There are 60 per cent more rough sleepers on the streets of Slough than in 2022 according to the latest data from the Department for Levelling Up, Housing and Communities.

In 2023, 34 people were considered homeless in Slough - whether the individuals were sleeping rough on the streets or whether they were housed and met a set of conditions set out by the government.

The government states: "Such households are rarely homeless in the literal sense of being without a roof over their heads, but are more likely to be threatened with the loss of, or are unable to continue with, their current accommodation."

Just one year before in 2022, there were 13 fewer people on the streets - with 21 people considered homeless. 

Even fewer were reported in 2021, with 19 considered homeless.

Meanwhile, in Windsor and Maidenhead, the homeless figures have more than doubled in the last two years. 
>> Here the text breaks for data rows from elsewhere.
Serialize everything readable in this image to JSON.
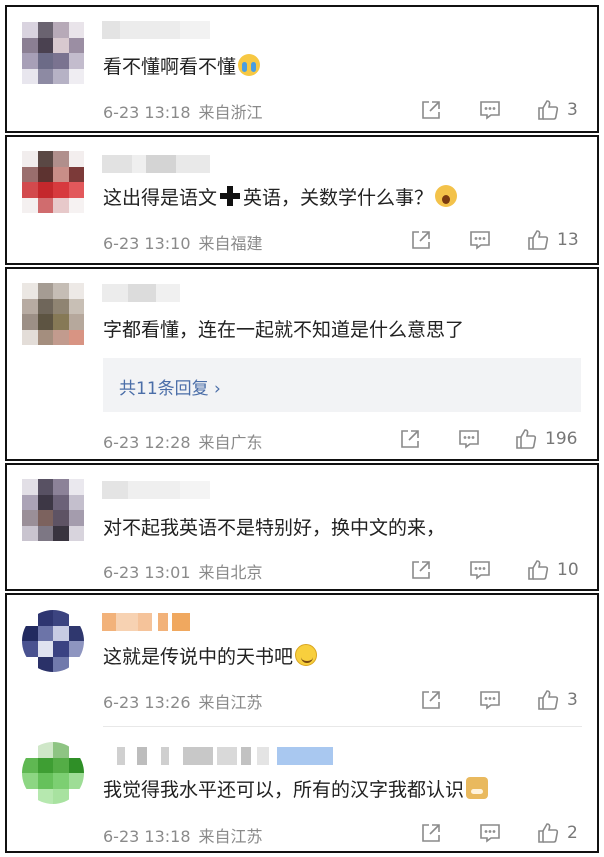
{
  "comments": [
    {
      "text": "看不懂啊看不懂",
      "emoji": "loudly-crying-face",
      "date": "6-23 13:18",
      "location": "来自浙江",
      "likes": "3"
    },
    {
      "text_before": "这出得是语文",
      "text_after": "英语，关数学什么事？",
      "symbol": "heavy-plus-sign",
      "emoji": "face-screaming",
      "date": "6-23 13:10",
      "location": "来自福建",
      "likes": "13"
    },
    {
      "text": "字都看懂，连在一起就不知道是什么意思了",
      "reply_link": "共11条回复",
      "reply_chevron": "›",
      "date": "6-23 12:28",
      "location": "来自广东",
      "likes": "196"
    },
    {
      "text": "对不起我英语不是特别好，换中文的来，",
      "date": "6-23 13:01",
      "location": "来自北京",
      "likes": "10"
    },
    {
      "text": "这就是传说中的天书吧",
      "emoji": "smiling-face",
      "date": "6-23 13:26",
      "location": "来自江苏",
      "likes": "3"
    },
    {
      "text": "我觉得我水平还可以，所有的汉字我都认识",
      "emoji": "doge",
      "date": "6-23 13:18",
      "location": "来自江苏",
      "likes": "2"
    }
  ],
  "icons": {
    "share": "share-icon",
    "comment": "comment-icon",
    "like": "thumbs-up-icon"
  },
  "colors": {
    "link": "#4b6ea8",
    "meta": "#8a8a8a",
    "reply_bg": "#f2f3f5"
  }
}
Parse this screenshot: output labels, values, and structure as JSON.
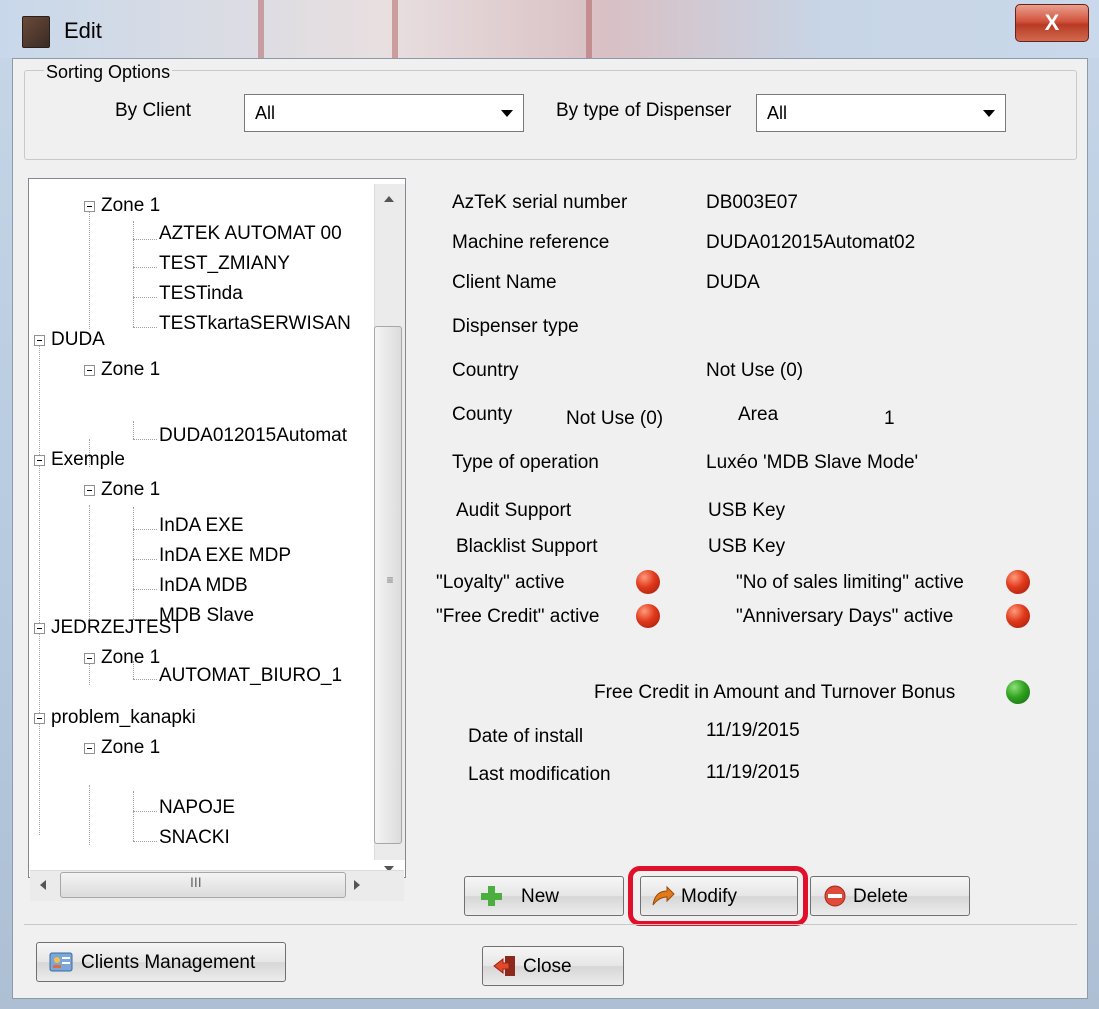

In 2022, 10 people were considered homeless, jumping up to 25 in 2023.

Slough Outreach is a grassroots community initiative to help the homeless and vulnerable people in the town and surrounding areas.

They provide hot meals, warm clothing, and much-needed essentials to the homeless and those struggling with the rising cost of living.

Shin Dhother, Slough Outreach Coordinator said: "Slough Outreach is deeply concerned by the rise in homelessness. While I can't comment on specific figures, we are seeing a significant increase in the need for our service. 

"Lack of affordable housing, mental health challenges, and addiction are major issues faced by the homeless. We believe a multi-pronged approach is needed, including increased investment in affordable housing, support services, and mental health care.

"While improvements exist, such as few more temporary accommodation places, more needs to be done to ensure everyone has a safe and secure home."

Slough Outreach provide 120 hot meals to members of the community each day, with Shin estimating 70 to 80 per cent of recipients are homeless, with the remainder classed as vulnerable.

Currently, the charity is seeking donations of everyday essentials, such as ready-to-eat food, clothing and basic mobile phones to enable people to access key services.

Any donations can be handed into Slough Outreach's charity shop on Elmshott Lane.

"We have become a one-stop shop," Shin added.

In the long run, Shin hopes to see a communal shelter set up. 

"There needs to be a better support system. If agencies work together we can find a solution."